Kiedyś znalazłam we "Wróżce" przepis na spaghetti puttanesca, spróbowałam - i od tej pory to jeden z moich ulubionych przepisów "kluchowych".
Składniki :
- makaron - ok.250-300 g
- 1 puszka pomidorów w zalewie pomidorowej ( całych lub krojonych )
- 3-4 ząbki czosnku
- 4-5 łyżek oliwy
- 1 puszka filecików anchois [ używam koreczków helskich ]

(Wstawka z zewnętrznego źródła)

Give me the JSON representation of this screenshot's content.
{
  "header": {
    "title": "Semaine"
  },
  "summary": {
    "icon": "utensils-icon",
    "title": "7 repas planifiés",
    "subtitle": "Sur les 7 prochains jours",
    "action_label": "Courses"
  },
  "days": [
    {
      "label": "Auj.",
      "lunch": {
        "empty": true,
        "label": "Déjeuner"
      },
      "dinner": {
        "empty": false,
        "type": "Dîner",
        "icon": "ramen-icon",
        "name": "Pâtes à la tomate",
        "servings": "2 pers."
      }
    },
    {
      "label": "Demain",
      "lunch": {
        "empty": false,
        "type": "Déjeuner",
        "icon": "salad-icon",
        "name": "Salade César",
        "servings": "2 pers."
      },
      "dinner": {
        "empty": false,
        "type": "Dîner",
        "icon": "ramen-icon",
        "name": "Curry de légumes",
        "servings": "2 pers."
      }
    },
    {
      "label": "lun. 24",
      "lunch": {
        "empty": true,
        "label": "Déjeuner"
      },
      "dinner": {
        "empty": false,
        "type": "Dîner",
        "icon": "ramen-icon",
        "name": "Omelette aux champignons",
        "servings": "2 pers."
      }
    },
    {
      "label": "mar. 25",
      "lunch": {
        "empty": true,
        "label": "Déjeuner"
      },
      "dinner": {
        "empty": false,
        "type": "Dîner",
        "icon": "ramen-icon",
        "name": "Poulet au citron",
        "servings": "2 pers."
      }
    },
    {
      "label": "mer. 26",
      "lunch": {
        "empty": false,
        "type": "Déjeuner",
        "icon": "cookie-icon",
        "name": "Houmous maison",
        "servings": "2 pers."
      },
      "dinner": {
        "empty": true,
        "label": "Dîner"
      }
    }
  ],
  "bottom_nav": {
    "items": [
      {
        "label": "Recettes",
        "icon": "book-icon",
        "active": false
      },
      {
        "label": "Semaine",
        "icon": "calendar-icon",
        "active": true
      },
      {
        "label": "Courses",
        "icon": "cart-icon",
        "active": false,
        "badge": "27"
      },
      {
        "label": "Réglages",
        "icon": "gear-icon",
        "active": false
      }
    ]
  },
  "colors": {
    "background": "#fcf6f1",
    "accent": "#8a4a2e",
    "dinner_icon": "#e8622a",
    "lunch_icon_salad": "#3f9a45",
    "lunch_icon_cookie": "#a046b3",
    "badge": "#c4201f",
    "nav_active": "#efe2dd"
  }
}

- 100 g startego drobno żółtego sera
- garść oliwek [ niestety tym razem o nich zapomniałam :( ]
- sól , pieprz
Na dużej patelni rozgrzać oliwę z oliwek , wrzucić przeciśnięty przez praskę czosnek oraz anchois. Wymieszać, smażyć 1-2 minuty - anchois powinny się rozpaść. Wrzucić pokrojone pomidory razem z sokiem, zagotować i smażyć na niedużym ogniu, aż nadmiar płynu odparuje i sos zgęstnieje. Dodać pokrojone oliwki, doprawić pieprzem i ewentualnie solą, gotować jeszcze przez kilka minut.
Makaron ugotować al dente . Odcedzić , przelać zimną wodą i wrzucić z powrotem do garnka, nie odsączając go zbytnio. Postawić garnek z makaronem na małym ogniu, wrzucić sos, wymieszać. Wsypać ser, wymieszać i podawać.